If the Browns continue their losing ways, there won't be much patience shown by the fan base. So what if the top two quarterbacks on the depth chart are having trouble walking and running back Peyton Hillis is limping along next to them.
Mangini has to wonder what he did wrong to be handed such a mess. The Browns felt that adding quarterbacks Jake Delhomme and Seneca Wallace would provide stability - not a long-term answer - at the key position on the team. Both are now likely to miss Sunday's game in Pittsburgh because of high ankle sprains, which could mean a start for rookie Colt McCoy.
Mangini is criticized for many things but there's nothing he could have done to prevent the injuries. With Pittsburgh, New Orleans, New England and the New York Jets the next four opponents, there might not be anything he can do to prevent a 1-8 record.
Would that be his fault? Should team president Mike Holmgren pull the trigger at that point or perhaps earlier, or should he ride out the rest of the season to see if there's another four-game winning streak similar to the end of last season in the works?
Much will depend on how Mangini handles the cards he's been dealt and, more importantly, how the players deal with another lost season.

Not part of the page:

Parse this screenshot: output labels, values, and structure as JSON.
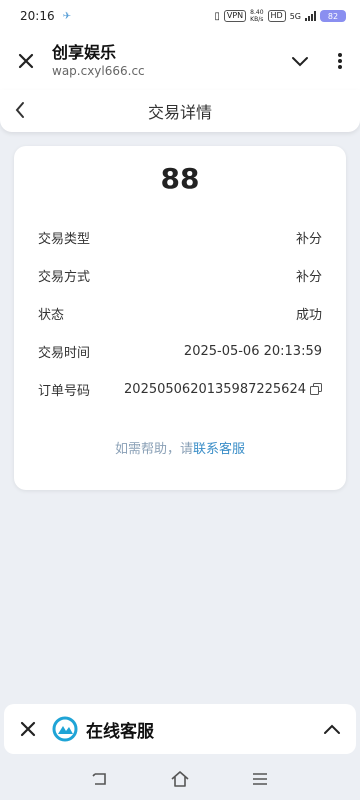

The fact is that quarterback Brett Ratliff, who was signed this week off New England's practice squad, is Mangini's guy. When Mangini took the Browns' job last year, he brought Ratliff with him from New York to be a backup to Derek Anderson and Brady Quinn - what a horrible crew that was. McCoy is Holmgren's guy. The president relied on veto power to overrule the wishes of general manager Tom Heckert and Mangini in selecting McCoy in the third round of the draft.
There's no reason to think that Mangini won't start McCoy if Delhomme and Wallace can't go, but you never know. Mangini was accustomed to doing things his way last season. He yielded that authoritative power to save his job, but old habits die hard.
What if Mangini plays Ratliff in some capacity against the Steelers? That might not sit well with Holmgren, who, as a noted quarterback guru, saw how bad Ratliff looked in training camp and in preseason games.
Mangini can't win a power struggle with Holmgren, who has enough influence to change the team colors if he so desired. Mangini will likely start McCoy and stick with him, no matter how ugly it could get.
If it does get ugly in coming weeks - high ankle sprains don't heal quickly - the players could turn on Mangini. He somehow held the troops together when all seemed lost last season. Whether that was because of shrewd coaching and communicative skills on his part or desperation by players trying to save their jobs can't be determined.
Can Mangini pull another rabbit out of his hat this season? Perhaps, but only if the rabbit has one healthy leg and can throw a football.